In 2003, modern rock WWVV, at 106.9 FM, traded frequencies with the Gator. Upon the station swap, WWVV ("Wave 104.9"), flipped formats and was a modern-based Adult Album Alternative station. The station enjoyed a small yet loyal following in the Savannah and Hilton Head Island markets. Ratings were usually higher in Hilton Head due to some signal problems in Savannah.

===Triad Broadcasting===
WWVV was owned and operated by Triad Broadcasting. But locally it was known as "Adventure Radio," the name of the company that owned WWVV before Triad. Management at Triad did not want to scare off potential advertisers or listeners by announcing new station owners. WWVV and six other stations were bought by Triad in May 2000. In the Savannah/Hilton Head area, Triad also owns stations WFXH-FM (Rock 106.1), WGCO-FM (BIG 98.3), WUBB (Country 106.9), WXYY (Y-107.9), and WHHW (1130 The Island).

On June 15, 2006, Triad purchased WVSC (103.1 The Drive) from Zip Communications. Triad had been operating WGZO under a local marketing agreement (LMA) with Zip. In order to comply with FCC regulations, Triad decided to sell the company's lowest-powered radio station, WWVV-FM, to South Carolina-based Broomfield Broadcasting via the company's subsidiary, JB Broadcasting.

===John FM and The Surf===
On November 21, 2006, the station began playing Christmas music as "104.9 John FM". It used a new call sign, WWJN-FM. A recorded male voice could be heard between songs stating "104.9 is John FM. John tells us what to play. Right now John wants to hear Christmas music so that's what we're playing. 104.9 John FM". JB Broadcasting sold the station to Low Country Radio LLC in January 2010. With the sale, John FM ended its Christmas music on January 25.

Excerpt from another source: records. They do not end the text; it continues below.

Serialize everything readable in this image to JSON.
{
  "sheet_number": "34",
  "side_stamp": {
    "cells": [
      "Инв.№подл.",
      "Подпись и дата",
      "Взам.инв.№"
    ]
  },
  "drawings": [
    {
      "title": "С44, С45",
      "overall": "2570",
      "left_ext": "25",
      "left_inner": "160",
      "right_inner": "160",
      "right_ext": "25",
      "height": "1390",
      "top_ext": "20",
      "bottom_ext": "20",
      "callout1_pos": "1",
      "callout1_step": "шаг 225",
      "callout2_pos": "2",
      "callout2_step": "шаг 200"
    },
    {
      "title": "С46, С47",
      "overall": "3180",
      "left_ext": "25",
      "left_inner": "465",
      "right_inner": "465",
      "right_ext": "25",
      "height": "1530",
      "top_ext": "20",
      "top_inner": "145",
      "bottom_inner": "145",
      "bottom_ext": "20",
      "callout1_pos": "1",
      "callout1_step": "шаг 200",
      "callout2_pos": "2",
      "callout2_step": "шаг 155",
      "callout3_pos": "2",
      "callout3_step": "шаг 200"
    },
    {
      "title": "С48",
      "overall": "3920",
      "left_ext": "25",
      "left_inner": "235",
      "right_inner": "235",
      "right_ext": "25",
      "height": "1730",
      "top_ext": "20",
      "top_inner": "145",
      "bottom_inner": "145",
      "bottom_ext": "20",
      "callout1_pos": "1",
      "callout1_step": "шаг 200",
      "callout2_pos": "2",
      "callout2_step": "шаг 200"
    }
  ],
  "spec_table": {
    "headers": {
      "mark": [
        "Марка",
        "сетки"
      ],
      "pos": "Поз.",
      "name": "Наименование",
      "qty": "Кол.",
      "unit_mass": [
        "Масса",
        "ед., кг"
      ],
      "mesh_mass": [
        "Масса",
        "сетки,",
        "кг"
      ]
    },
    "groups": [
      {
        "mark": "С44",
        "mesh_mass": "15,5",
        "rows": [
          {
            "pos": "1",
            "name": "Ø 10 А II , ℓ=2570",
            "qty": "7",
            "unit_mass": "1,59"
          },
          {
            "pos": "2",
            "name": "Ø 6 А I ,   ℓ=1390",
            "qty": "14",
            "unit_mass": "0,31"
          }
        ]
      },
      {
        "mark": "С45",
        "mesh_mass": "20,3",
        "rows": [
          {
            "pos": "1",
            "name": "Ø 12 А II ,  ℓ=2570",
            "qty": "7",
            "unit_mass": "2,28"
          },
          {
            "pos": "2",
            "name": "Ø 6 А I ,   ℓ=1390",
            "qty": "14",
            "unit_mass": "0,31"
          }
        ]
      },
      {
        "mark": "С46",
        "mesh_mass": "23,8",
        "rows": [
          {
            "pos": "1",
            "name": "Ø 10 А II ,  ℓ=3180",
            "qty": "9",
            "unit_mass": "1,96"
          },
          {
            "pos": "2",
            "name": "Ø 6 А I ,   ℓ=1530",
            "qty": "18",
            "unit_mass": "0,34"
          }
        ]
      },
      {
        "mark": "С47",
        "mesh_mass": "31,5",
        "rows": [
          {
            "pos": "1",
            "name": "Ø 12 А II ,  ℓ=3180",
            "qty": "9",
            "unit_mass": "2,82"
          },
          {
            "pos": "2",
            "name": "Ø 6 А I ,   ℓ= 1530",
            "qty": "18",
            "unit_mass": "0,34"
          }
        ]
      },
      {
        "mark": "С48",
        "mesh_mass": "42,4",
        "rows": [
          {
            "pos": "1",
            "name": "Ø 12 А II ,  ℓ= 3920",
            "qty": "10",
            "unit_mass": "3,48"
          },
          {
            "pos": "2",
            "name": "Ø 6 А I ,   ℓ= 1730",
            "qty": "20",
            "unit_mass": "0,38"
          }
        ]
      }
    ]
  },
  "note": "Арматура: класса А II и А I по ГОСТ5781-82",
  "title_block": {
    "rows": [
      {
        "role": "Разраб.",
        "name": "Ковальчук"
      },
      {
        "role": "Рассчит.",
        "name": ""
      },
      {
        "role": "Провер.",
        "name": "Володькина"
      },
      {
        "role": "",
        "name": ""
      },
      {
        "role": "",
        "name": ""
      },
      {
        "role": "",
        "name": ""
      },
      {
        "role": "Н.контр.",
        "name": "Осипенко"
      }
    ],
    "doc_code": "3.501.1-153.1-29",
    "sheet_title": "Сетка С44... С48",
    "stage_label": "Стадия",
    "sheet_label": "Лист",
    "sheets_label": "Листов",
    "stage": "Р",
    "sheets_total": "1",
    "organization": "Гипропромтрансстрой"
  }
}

Until the new station signed on the air on the 27th, the station stunted by broadcasting the sound of waves hitting the beach. JB Broadcasting's sale of the station closed on March 15, 2010. The station changed its call sign to WLHH (We Love Hilton Head) on March 16, 2010. On that date, it shifted the format to classic hits, calling itself "104.9 The Surf."

In 2014, the station was sold again, this time to Apex Broadcasting, Inc. The purchase price was $682,500. The transaction was consummated on May 30, 2014. In early 2017, Apex Broadcasting sold their radio stations in Charleston and Hilton Head to Saga Communications for $23 million. The transaction was consummated on September 1, 2017.